Microsoft Office 365 offers several services to protect users from malicious links and downloads. Office 365 Advanced Threat Protection Safe Links scans links for faculty and staff incoming email to protect employees from clicking on malicious, phishing, or spam links no matter where the user is connecting from and no matter what client is being used.
When Safe Links is enabled, employees may notice that the links in your email do not look as expected. This is because Outlook redirects the links through their Safe Links service to block access to a dangerous link. Because of this, you may need to change the way that you evaluate suspicious emails.
If you are using Outlook Web Access (OWA) in your browser, Office 365 will show you the “Original URL” or “Protected by Outlook” link when you hover over it. You will still be able to evaluate the URL to determine if it looks suspicious or unexpected. When you click the link, you will still be sent through the Safe Links server and prevented from accessing sites that are determined to be malicious.
For other clients, the client will not present the "original" or "protected" links as seen in the previous example. If you hover over a Safe Links protected URL you will see safelinks.protection.outlook.com (or other similar iteration) follwed by the original address within the email. This is normal and expected. In th example below, you will see the reference to Safe Links followed by the url=https://www.lsue.edu, which was the original address.
Do you know the sender?
Are you expecting a message from this user?
Does the context of this message make sense?
Has the email come from an email address you trust?
Is the message using pressure or threats to coerce you to click the link?
Is the sender threatening to “disable your email”?
Is the sender trying to coerce you to “validate your account” within a short period of time by threatening to disable your account or purge your information?
Your browser will stop at the safelinks.protection.outlook.com domain and show you the following warning. No further action is necessary.
NOTE: If you feel a site has been blocked in error please forward the original email and link to it@lsue.edu.
You can still send suspicious emails to it@lsue.edu.
If you think the email looks legitimate and click the link, Microsoft scans the contents of the site to determine if the link is legitimate. Microsoft uses intelligence gathered from emails and links across all Outlook users to help increase the likelihood malicious links will be stopped. In most cases, bad links will be caught automatically.
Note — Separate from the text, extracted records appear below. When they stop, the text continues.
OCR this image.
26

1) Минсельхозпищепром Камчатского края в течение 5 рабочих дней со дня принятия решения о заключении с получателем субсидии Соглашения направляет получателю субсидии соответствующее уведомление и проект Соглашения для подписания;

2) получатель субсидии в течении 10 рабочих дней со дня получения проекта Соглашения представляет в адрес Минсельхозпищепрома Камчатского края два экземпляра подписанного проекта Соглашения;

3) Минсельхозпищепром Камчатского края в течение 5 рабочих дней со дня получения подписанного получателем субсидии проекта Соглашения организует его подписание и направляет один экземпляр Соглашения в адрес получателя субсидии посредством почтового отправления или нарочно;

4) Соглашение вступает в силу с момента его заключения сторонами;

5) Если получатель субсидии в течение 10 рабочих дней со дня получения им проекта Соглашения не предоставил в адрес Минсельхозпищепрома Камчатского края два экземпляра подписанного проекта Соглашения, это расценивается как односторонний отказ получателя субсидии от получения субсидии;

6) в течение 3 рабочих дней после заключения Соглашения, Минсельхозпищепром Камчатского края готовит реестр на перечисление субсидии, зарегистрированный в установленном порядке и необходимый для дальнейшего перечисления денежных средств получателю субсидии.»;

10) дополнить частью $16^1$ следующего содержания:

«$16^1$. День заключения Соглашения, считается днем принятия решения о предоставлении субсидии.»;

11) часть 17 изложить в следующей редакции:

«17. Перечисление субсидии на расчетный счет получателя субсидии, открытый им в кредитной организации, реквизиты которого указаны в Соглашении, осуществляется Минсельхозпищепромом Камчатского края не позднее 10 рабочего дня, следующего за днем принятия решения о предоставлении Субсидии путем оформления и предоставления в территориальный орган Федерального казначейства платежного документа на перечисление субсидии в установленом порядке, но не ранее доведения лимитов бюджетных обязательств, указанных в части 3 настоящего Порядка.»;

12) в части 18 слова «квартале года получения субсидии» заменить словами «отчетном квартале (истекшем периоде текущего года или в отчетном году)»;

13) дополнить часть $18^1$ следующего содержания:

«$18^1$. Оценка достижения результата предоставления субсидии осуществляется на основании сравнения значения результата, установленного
If you do not encounter the malicious link message, still evaluate the destination website for legitimacy.
If you think a destination site is malicious, you can report the message to it@lsue.edu for further evaluation. Additionally, you can wait and check the link again through the Safe URL redirect later. As Microsoft sees more instances of a link associated with a malicious domain, the Safe Links URL may block access to the destination URL after a few minutes pass.